Is a good transport a good transport they all sound the same; it's the DAC and amps that make the sound what it is? Like can I improve my CD sound by replacing my Cambridge CxC transport?
I'm not familiar with your Cambridge, but all parts and components quality effect the final outcome from my experience. The best transport I've had is my current one.
Transports do make a difference and in my experience a significant one. In the price class that your Cambridge lives it is a well respected piece, much as my Audiolab is. I think it would take a significant investment to improve on what you have.
Transports can make an enormous difference. The CXC is very good for the price, I felt that it was a huge step up from using a high end blu ray player as one. Every one I’ve ever heard sounds different, but you need to make a pretty big step up for something to be objectively “better” with these things.

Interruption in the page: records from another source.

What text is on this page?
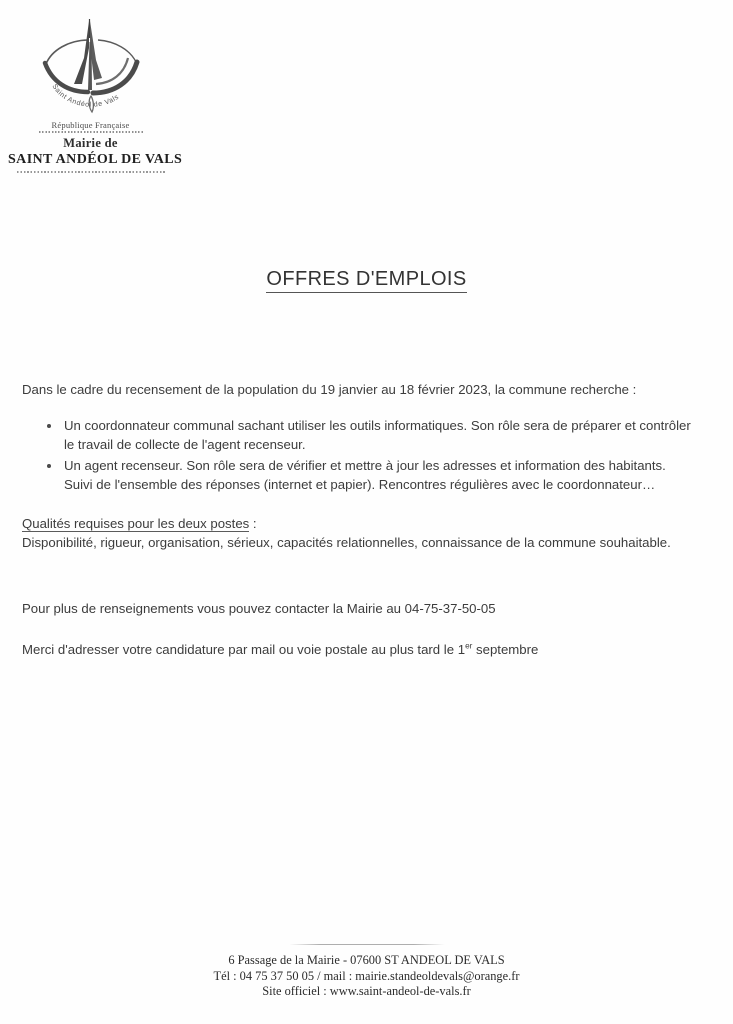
Saint Andéol de Vals
République Française
Mairie de
SAINT ANDÉOL DE VALS
OFFRES D'EMPLOIS

Dans le cadre du recensement de la population du 19 janvier au 18 février 2023, la commune recherche :

Un coordonnateur communal sachant utiliser les outils informatiques. Son rôle sera de préparer et contrôler le travail de collecte de l'agent recenseur.
Un agent recenseur. Son rôle sera de vérifier et mettre à jour les adresses et information des habitants. Suivi de l'ensemble des réponses (internet et papier). Rencontres régulières avec le coordonnateur…
Qualités requises pour les deux postes :
Disponibilité, rigueur, organisation, sérieux, capacités relationnelles, connaissance de la commune souhaitable.

Pour plus de renseignements vous pouvez contacter la Mairie au 04-75-37-50-05

Merci d'adresser votre candidature par mail ou voie postale au plus tard le 1er septembre

6 Passage de la Mairie - 07600 ST ANDEOL DE VALS
Tél : 04 75 37 50 05 / mail : mairie.standeoldevals@orange.fr
Site officiel : www.saint-andeol-de-vals.fr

Is there a buffer in the stream? Does the transport feed a buffer and the DAC request delivery? Or is it fed to a buffer in the DAC and then clocked? Either way your transport would not be the weak link. Regardless yours is well regarded. And CA build great stuff and has been in the digital sector a long time.
I am virtually 100% physical media. My LPs are older than my CDs, but I do have CDs going back to when they were first produced in the early 80s. I just traded in my old Onkyo CD player for a Denafrips Aries II DAC and the Denafrips Avatar Transport. Had the DAC first and used it with the Onkyo but had a feeling it could go further. WOW. Huge change in presence and detail of the sound. I had an instinct to grab a classical CD first as a test - Shostakovitch's 5th symphony. I had this disc for years and felt like I was hearing it for the first time. So yeah, transport matters.
There has to be a buffer in the transport to do CIRC decoding of the data on the disc, then another buffer to create the SPDIF serial data stream. The DAC must have a buffer to de-multiplex the left and right audio channels and do serial to parallel data conversion.